Персонал был прекрасно вышколен. Химик с благоговейным трепетом натягивал резиновые перчатки в своей кабинке, обитой гуттаперчей, электрик приводил в движение мотор, анализы мочи повторялись с регулярностью священного ритуала, термометры трясли так, чтобы столбик ртути падал до нуля. В доме повсюду слышались шаги пришедшей дневной смены, меж тем как ночная собиралась на выход. Скатерти и салфетки были расстелены, пузырьки и склянки освобождены от своего содержимого, шкафчик с ядами заперт на ключ. Кто-то двигал стулом, где-то шаркало кресло, в уголке тихо поднималась крышка рояля. Все движения производились без излишнего шума, повинуясь навсегда заданному ритму, в рамках свирепой дисциплины, строжайше сообразуясь с духом капральской дотошной добросовестности в мельчайших деталях, не оставлявшей ничего на произвол случая.

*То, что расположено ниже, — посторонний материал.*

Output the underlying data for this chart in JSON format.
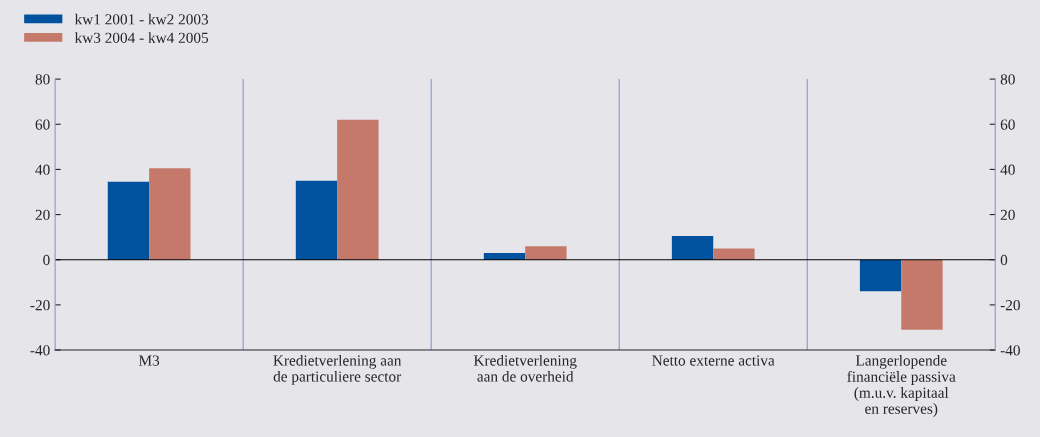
{
  "chart_data": {
    "type": "bar",
    "categories": [
      "M3",
      "Kredietverlening aan\nde particuliere sector",
      "Kredietverlening\naan de overheid",
      "Netto externe activa",
      "Langerlopende\nfinanciële passiva\n(m.u.v. kapitaal\nen reserves)"
    ],
    "series": [
      {
        "name": "kw1 2001 - kw2 2003",
        "color": "#00519e",
        "values": [
          34.5,
          35,
          3,
          10.5,
          -14
        ]
      },
      {
        "name": "kw3 2004 - kw4 2005",
        "color": "#c5796b",
        "values": [
          40.5,
          62,
          6,
          5,
          -31
        ]
      }
    ],
    "ylim": [
      -40,
      80
    ],
    "yticks": [
      -40,
      -20,
      0,
      20,
      40,
      60,
      80
    ],
    "y2lim": [
      -40,
      80
    ],
    "y2ticks": [
      -40,
      -20,
      0,
      20,
      40,
      60,
      80
    ],
    "ref_lines": [
      {
        "axis": "y",
        "value": 0,
        "color": "#000000"
      }
    ],
    "grid": "x",
    "legend": "top left"
  }
}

Внутри действовала своя полиция, корпус обученных охранников, державших отчет только перед самим Штейном. С непреклонностью заправских вояк они поддерживали распорядок дня.

Ровно в семь я начал обход в сопровождении двух медбратьев и целой ватаги охранников в униформе, чьей основной обязанностью, как мне казалось, было надзирать за мною самим. Порядок был установлен раз и навсегда: связкой ключей ведает главный в группе охраны, именно он и отпирает двери палат. Я познакомился со своими семнадцатью пациентами, незамедлительно проследовав от одного к другому. Ничего примечательного не приключилось. К тому же, как я уже говорил, «вышеозначенные» больные меня вовсе не интересовали. Посему я возвратился к себе в прескверном расположении духа – служба обещала максимум занудства, но тут главный охранник почтительно обратил мое внимание на то, что одного больного я при обходе пропустил.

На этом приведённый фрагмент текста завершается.